Last month, the boards of directors for the Lake Mahopac and Lake Casse park districts, and the Recreation Department, representing Sycamore Park and the adjacent Long Pond Lake, requested that the town authorize a goose depredation and a permit was obtained from the state to perform it.
But at the Town Board’s June 19 meeting, a vote to approve the goose-culling failed. At that meeting, board members Jonathan Schneider and Suzi McDonough were absent, leaving just Councilmen John Lupinacci and Mike Barile and Supervisor Ken Schmitt to decide. Lupinacci and Barile voted yes, while Schmitt abstained. A resolution needs at least three votes to pass.
However, at the board’s June 26 meeting, members of the Lake Casse Park District Advisory Board showed up and excoriated the board for voting down the resolution.
“Our lake has been shut down and has been shut down for the past two summers due to the blue-green algae,” said Lake Casse Park District board member John Aquina. “But at our [board] meetings for the past 20 years, our biggest complaints [from residents] have been the geese. But in the last two years, it’s been these lake closings and what are we doing about it. One of the things we said is we have to get rid of the geese. The nitrates they produce are food for the blue-green algae. We also have to look at leaky septic tanks and the town and the county have been out there with drones looking at the septic tanks. But it’s the geese that have been a constant problem on our lake.”
Aquina said his board researched the goose issue and has tried alternative ways to get rid of them.
“Everything from decoys to reflective tape to fishing line across the entrance; pretty much everything you can imagine we have tried,” he said. “These alternative methods just send the geese to another part of the lake, so it doesn’t address the nitrate problem. Now, it’s affected the water and the community can’t use the beach.
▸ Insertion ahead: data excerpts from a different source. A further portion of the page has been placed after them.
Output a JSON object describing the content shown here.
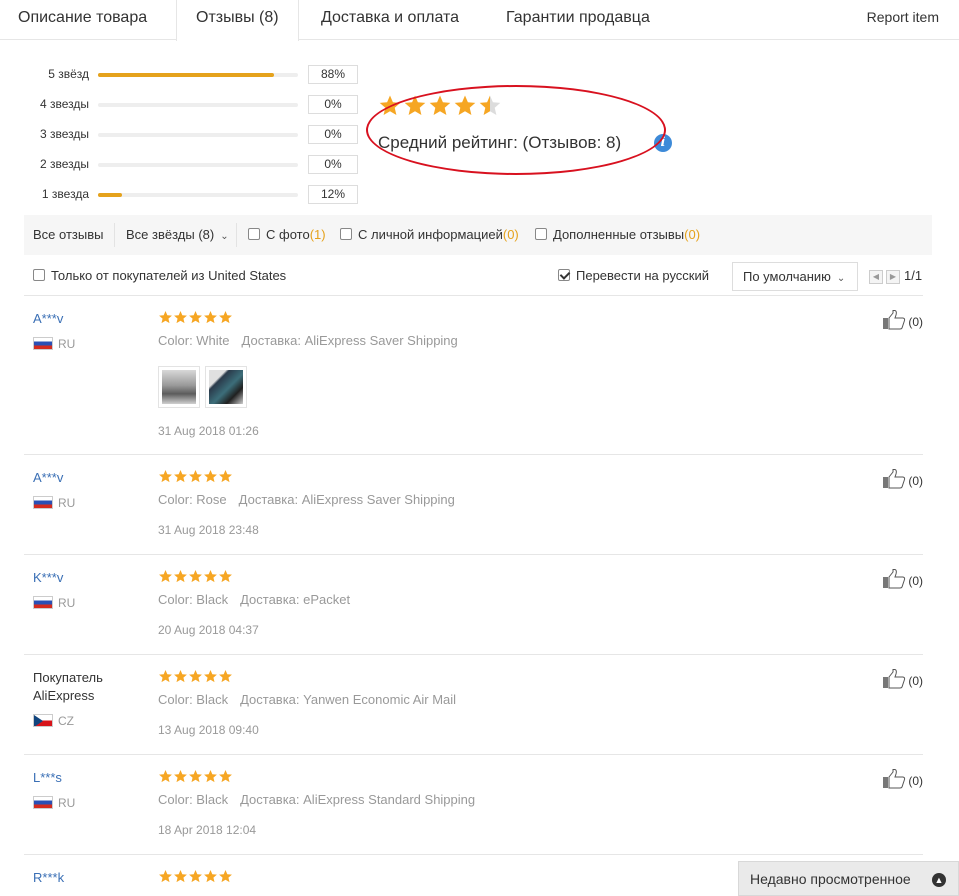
{
  "tabs": [
    {
      "label": "Описание товара"
    },
    {
      "label": "Отзывы (8)"
    },
    {
      "label": "Доставка и оплата"
    },
    {
      "label": "Гарантии продавца"
    }
  ],
  "report_label": "Report item",
  "histogram": [
    {
      "label": "5 звёзд",
      "percent": "88%",
      "fill": 0.88
    },
    {
      "label": "4 звезды",
      "percent": "0%",
      "fill": 0
    },
    {
      "label": "3 звезды",
      "percent": "0%",
      "fill": 0
    },
    {
      "label": "2 звезды",
      "percent": "0%",
      "fill": 0
    },
    {
      "label": "1 звезда",
      "percent": "12%",
      "fill": 0.12
    }
  ],
  "average": {
    "stars": 4.5,
    "label": "Средний рейтинг:  (Отзывов: 8)",
    "info_icon": "info-icon"
  },
  "filters": {
    "all_reviews": "Все отзывы",
    "all_stars": "Все звёзды (8)",
    "with_photo": "С фото",
    "with_photo_count": "(1)",
    "personal_info": "С личной информацией",
    "personal_info_count": "(0)",
    "additional": "Дополненные отзывы",
    "additional_count": "(0)",
    "only_country": "Только от покупателей из United States",
    "translate": "Перевести на русский",
    "sort": "По умолчанию",
    "page": "1/1"
  },
  "reviews": [
    {
      "name": "A***v",
      "country": "RU",
      "stars": 5,
      "color": "Color: White",
      "delivery": "Доставка: AliExpress Saver Shipping",
      "date": "31 Aug 2018 01:26",
      "likes": "(0)",
      "photos": 2
    },
    {
      "name": "A***v",
      "country": "RU",
      "stars": 5,
      "color": "Color: Rose",
      "delivery": "Доставка: AliExpress Saver Shipping",
      "date": "31 Aug 2018 23:48",
      "likes": "(0)"
    },
    {
      "name": "K***v",
      "country": "RU",
      "stars": 5,
      "color": "Color: Black",
      "delivery": "Доставка: ePacket",
      "date": "20 Aug 2018 04:37",
      "likes": "(0)"
    },
    {
      "name": "Покупатель AliExpress",
      "country": "CZ",
      "stars": 5,
      "color": "Color: Black",
      "delivery": "Доставка: Yanwen Economic Air Mail",
      "date": "13 Aug 2018 09:40",
      "likes": "(0)"
    },
    {
      "name": "L***s",
      "country": "RU",
      "stars": 5,
      "color": "Color: Black",
      "delivery": "Доставка: AliExpress Standard Shipping",
      "date": "18 Apr 2018 12:04",
      "likes": "(0)"
    },
    {
      "name": "R***k",
      "country": "",
      "stars": 5,
      "color": "",
      "delivery": "",
      "date": "",
      "likes": ""
    }
  ],
  "recently_viewed": "Недавно просмотренное",
  "colors": {
    "star": "#f6a623",
    "bar": "#e5a21c",
    "link": "#3a6fb5",
    "annotation": "#d8111f"
  }
}
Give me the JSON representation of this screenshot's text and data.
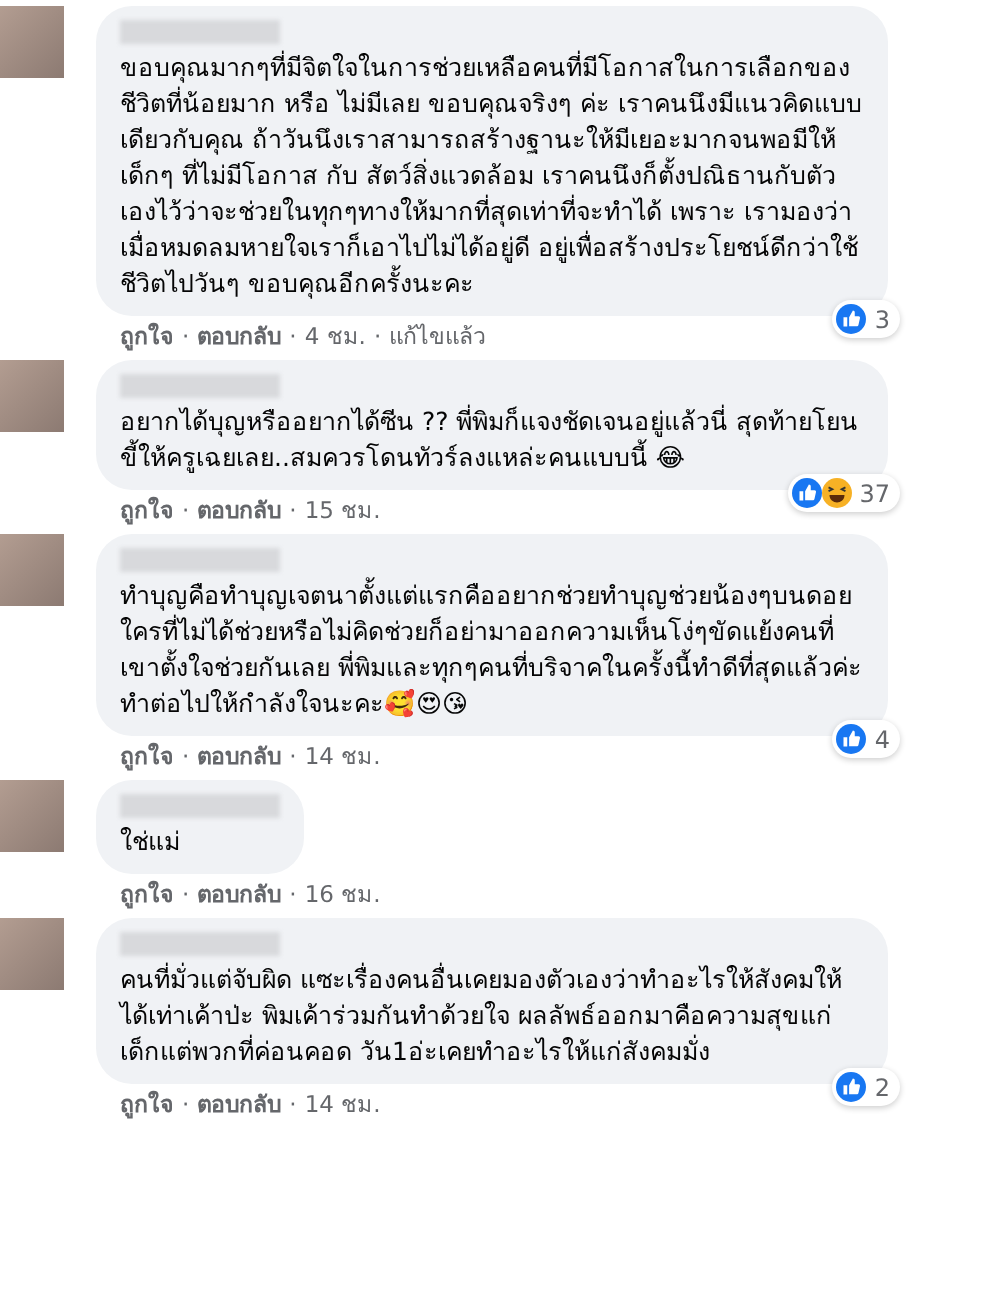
{
  "comments": [
    {
      "text": "ขอบคุณมากๆที่มีจิตใจในการช่วยเหลือคนที่มีโอกาสในการเลือกของชีวิตที่น้อยมาก หรือ ไม่มีเลย ขอบคุณจริงๆ ค่ะ เราคนนึงมีแนวคิดแบบเดียวกับคุณ ถ้าวันนึงเราสามารถสร้างฐานะให้มีเยอะมากจนพอมีให้เด็กๆ ที่ไม่มีโอกาส กับ สัตว์สิ่งแวดล้อม เราคนนึงก็ตั้งปณิธานกับตัวเองไว้ว่าจะช่วยในทุกๆทางให้มากที่สุดเท่าที่จะทำได้ เพราะ เรามองว่าเมื่อหมดลมหายใจเราก็เอาไปไม่ได้อยู่ดี อยู่เพื่อสร้างประโยชน์ดีกว่าใช้ชีวิตไปวันๆ ขอบคุณอีกครั้งนะคะ",
      "reactions": [
        {
          "kind": "like"
        }
      ],
      "reaction_count": "3",
      "actions": [
        {
          "kind": "like",
          "text": "ถูกใจ"
        },
        {
          "kind": "sep",
          "text": "·"
        },
        {
          "kind": "reply",
          "text": "ตอบกลับ"
        },
        {
          "kind": "sep",
          "text": "·"
        },
        {
          "kind": "time",
          "text": "4 ชม."
        },
        {
          "kind": "sep",
          "text": "·"
        },
        {
          "kind": "edited",
          "text": "แก้ไขแล้ว"
        }
      ]
    },
    {
      "text": "อยากได้บุญหรืออยากได้ซีน ?? พี่พิมก็แจงชัดเจนอยู่แล้วนี่ สุดท้ายโยนขี้ให้ครูเฉยเลย..สมควรโดนทัวร์ลงแหล่ะคนแบบนี้ 😂",
      "reactions": [
        {
          "kind": "like"
        },
        {
          "kind": "haha"
        }
      ],
      "reaction_count": "37",
      "actions": [
        {
          "kind": "like",
          "text": "ถูกใจ"
        },
        {
          "kind": "sep",
          "text": "·"
        },
        {
          "kind": "reply",
          "text": "ตอบกลับ"
        },
        {
          "kind": "sep",
          "text": "·"
        },
        {
          "kind": "time",
          "text": "15 ชม."
        }
      ]
    },
    {
      "text": "ทำบุญคือทำบุญเจตนาตั้งแต่แรกคืออยากช่วยทำบุญช่วยน้องๆบนดอยใครที่ไม่ได้ช่วยหรือไม่คิดช่วยก็อย่ามาออกความเห็นโง่ๆขัดแย้งคนที่เขาตั้งใจช่วยกันเลย พี่พิมและทุกๆคนที่บริจาคในครั้งนี้ทำดีที่สุดแล้วค่ะทำต่อไปให้กำลังใจนะคะ🥰😍😘",
      "reactions": [
        {
          "kind": "like"
        }
      ],
      "reaction_count": "4",
      "actions": [
        {
          "kind": "like",
          "text": "ถูกใจ"
        },
        {
          "kind": "sep",
          "text": "·"
        },
        {
          "kind": "reply",
          "text": "ตอบกลับ"
        },
        {
          "kind": "sep",
          "text": "·"
        },
        {
          "kind": "time",
          "text": "14 ชม."
        }
      ]
    },
    {
      "text": "ใช่แม่",
      "actions": [
        {
          "kind": "like",
          "text": "ถูกใจ"
        },
        {
          "kind": "sep",
          "text": "·"
        },
        {
          "kind": "reply",
          "text": "ตอบกลับ"
        },
        {
          "kind": "sep",
          "text": "·"
        },
        {
          "kind": "time",
          "text": "16 ชม."
        }
      ]
    },
    {
      "text": "คนที่มั่วแต่จับผิด แซะเรื่องคนอื่นเคยมองตัวเองว่าทำอะไรให้สังคมให้ได้เท่าเค้าป่ะ พิมเค้าร่วมกันทำด้วยใจ ผลลัพธ์ออกมาคือความสุขแก่เด็กแต่พวกที่ค่อนคอด วัน1อ่ะเคยทำอะไรให้แก่สังคมมั่ง",
      "reactions": [
        {
          "kind": "like"
        }
      ],
      "reaction_count": "2",
      "actions": [
        {
          "kind": "like",
          "text": "ถูกใจ"
        },
        {
          "kind": "sep",
          "text": "·"
        },
        {
          "kind": "reply",
          "text": "ตอบกลับ"
        },
        {
          "kind": "sep",
          "text": "·"
        },
        {
          "kind": "time",
          "text": "14 ชม."
        }
      ]
    }
  ]
}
“We addressed this over the winter and decided this is one of the things we can do to positively affect our water—get rid of the geese and the nitrates they produce [through their excrement],” he continued. “So, we budgeted for it and made all the arrangements and when you nixed it, we were shocked.”
Aquina noted that Canada geese are not a native species and are considered invasive.
“They are pretty and nice to watch, but they are messy and are polluting our lake,” he said. “If we came to you and said our clubhouse was infested with rats and we want to hire an exterminator, would you turn us down or ask us to use some other method to chase them away? No, you’d say, ‘Get an exterminator.’ It’s not a lot different. They’re cuter than rats and I understand some people have an affection for these birds, but they are a problem for the health of our lake.”
Councilman Mike Barile noted that when the birds are captured, their meat is used for a good cause.
Board Reverses Decision on Goose Removal, But It’s Too Late
“It’s not as though someone is going out there with a machine gun and mow them down and watch them float to the bottom of the lake,” he said. “They are going to be rounded up and be killed the same way a cow is killed, the same way a chicken is killed…and the food is going to be brought somewhere for people who need the food.”
Lake Casse board member Kim Kugler said that members of the park districts bear the cost of the depredation and that the residents of the districts are willing to spend it.
“Our residents want to know what we are doing. They complain that their tax dollars are going to nothing,” she told the board. “Councilwoman McDonough said that [the lakes] are the geese’s home. Well, it’s our home, too.”
Though the June 26 session was not a voting meeting, Lupinacci made a motion to put the resolution back on the table and this time the vote passed, 3-1-1. Lupinacci and Barile voted yes again, and Schmitt still abstained, while Schneider voted yes, leaving McDonough as the lone dissenting vote.
However, the window of opportunity to gather the geese and capture them in pens has passed. When the geese molt, losing their feathers, they are unable to fly and remain somewhat passive and thus can be rounded up, explained Ed Barnett, chair of the Lake Mahopac Park District Advisory Board. Now, the birds have regained their feathers, making a roundup next to impossible.
“It’s too late now,” he told Mahopac News. “[The Town Board] blew it.”
Barnett said that with a short week due to the Fourth of July holiday, the professional hired for the depredation faced logistical challenges and was unable to put his team together quickly enough to execute the plan. Now, it’s too late. Schmitt confirmed Barnett’s contention.
“That’s true,” Schmitt said. “I spoke to the guy who does it to find out if there is an opportunity and he said there is not enough time. They have to get them while they are molting and that is just about done, and they will have their feathers soon and can fly again. He can’t get his crew to mobilize that fast and set everything in place. It’s not going to happen this year.
“We all learned a very good lesson,” the supervisor added. “I learned more about geese and got educated by talking to people. Before, I didn’t have enough information about the whole process, and I’ve learned a lot since then. I abstained, which is neither a yes nor a no vote because some view this as an inhumane thing.”